Pourquoi le thème de la mode est-il aussi présent ?
C.G. : La mode est une clé essentielle. La mode, le vêtement, c’est pour Gombrowicz le masque des idéologies. En associant mode et dictature, en présentant la dictature de la mode sous les traits du personnage de Flor, maître universel de la mode, il pointe du doigt les idées prêtes à porter, prêtes à penser. En fait, la mode, c’est un signe insignifiant, une dictature du pur paraître, une suprême tautologie !
Il y a de la révolte, mais dans la drôlerie…
C.G. : Je suis très sensible à la révolte de Gombrowicz sur l’injustice, avec ce qu’elle a de spontané. Les malheurs des hommes le touchent très profondément. Pourtant, il traite les choses les plus graves avec beaucoup d’ironie, le vent de l’Histoire souffle un air de loufoquerie.
C’est également un spectacle empreint de poésie…
C.G. : Opérette est une entreprise poétique. Gombrowicz croyait beaucoup au pouvoir de la poésie et de la littérature, même s’il critiquait la pose des poètes. Ce pouvoir tire sa force de l’utopie, l’utopie de la jeunesse, qui peut faire éclater, ne fusse que pour quelques instants fugaces, le carcan de la forme. Le triomphe final de la Nudité à la fin de la pièce, on peut y voir une allégorie baroque et en même temps un ultime pied-de-nez : l’immaturité tant aimée se retrouve, elle aussi, avec une « gueule ».
Extrait de « Lever de rideau », journal d’information du Grand Théâtre de Reims
Argument
Acte I : Avant la première guerre mondiale, disons autour de 1910
Dandy noceur et blasé, le comte Agénor, fils du prince Himalay, projette la conquête d’Albertinette. Mais comment en faire la connaissance « sans lui avoir été présenté » ? Agénor met au point l’intrigue suivante : un Chapardeur, s’approchera d’Albertinette endormie et lui chipera quelque chose… Sur quoi, Agénor attrapera le Chapardeur et pourra se présenter à la fillette.

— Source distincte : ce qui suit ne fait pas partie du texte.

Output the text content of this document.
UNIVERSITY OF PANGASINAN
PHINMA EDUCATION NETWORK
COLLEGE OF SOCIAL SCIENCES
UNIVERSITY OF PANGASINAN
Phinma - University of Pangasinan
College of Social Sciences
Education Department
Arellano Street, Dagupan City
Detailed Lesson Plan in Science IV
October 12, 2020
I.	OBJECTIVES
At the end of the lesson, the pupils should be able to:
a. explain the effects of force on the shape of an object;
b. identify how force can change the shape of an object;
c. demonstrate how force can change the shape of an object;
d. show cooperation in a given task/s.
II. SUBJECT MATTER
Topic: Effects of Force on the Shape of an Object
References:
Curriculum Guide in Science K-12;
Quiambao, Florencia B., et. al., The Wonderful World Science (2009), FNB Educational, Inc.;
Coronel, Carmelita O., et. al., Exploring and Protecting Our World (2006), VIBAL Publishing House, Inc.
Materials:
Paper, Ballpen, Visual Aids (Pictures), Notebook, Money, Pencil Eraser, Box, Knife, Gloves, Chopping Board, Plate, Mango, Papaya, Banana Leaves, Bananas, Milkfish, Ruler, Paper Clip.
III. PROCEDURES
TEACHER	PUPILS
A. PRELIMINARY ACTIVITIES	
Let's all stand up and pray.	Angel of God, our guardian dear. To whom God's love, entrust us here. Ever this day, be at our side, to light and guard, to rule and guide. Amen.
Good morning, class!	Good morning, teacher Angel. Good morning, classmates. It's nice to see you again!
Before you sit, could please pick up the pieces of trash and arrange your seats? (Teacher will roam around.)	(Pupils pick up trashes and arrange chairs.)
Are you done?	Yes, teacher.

Albertinette a senti dans son sommeil la main du Chapardeur, et elle rêve d’un frôlement non pas lié au vol mais à l’amour… Dorénavant, cette fille excitée et ravie rêvera de nudité… et ne cessera plus de s’endormir afin de ressentir encore cet attouchement dénudant.
Malédiction ! C’est qu’Agénor, a honte, lui, de la nudité, il adore le vêtement ! Il ne désire pas la déshabiller mais bien l’habiller !… chez les couturiers, les modistes les plus cher… Mais qui arrive tout droit de Paris en visite au château Himalay ? Le célèbre Flor en personne, maître universel et dictateur de la mode masculine et féminine. Il y aura grand bal au château, avec une présentation de modèle.
Toutefois le maître est incertain et craintif : quelle mode décréter, quelle silhouette lancer ? Hufnagel, comte et écuyer, lui prodigue ses conseils. Suggérons, dit-il, aux invités de collaborer : ceux qui désirent participer au grand tournoi de la mode nouvelle élaboreront un costume, le jury récompensera les meilleurs créations, et Flor, enrichi par ces idées décrétera la mode pour les années qui viennent.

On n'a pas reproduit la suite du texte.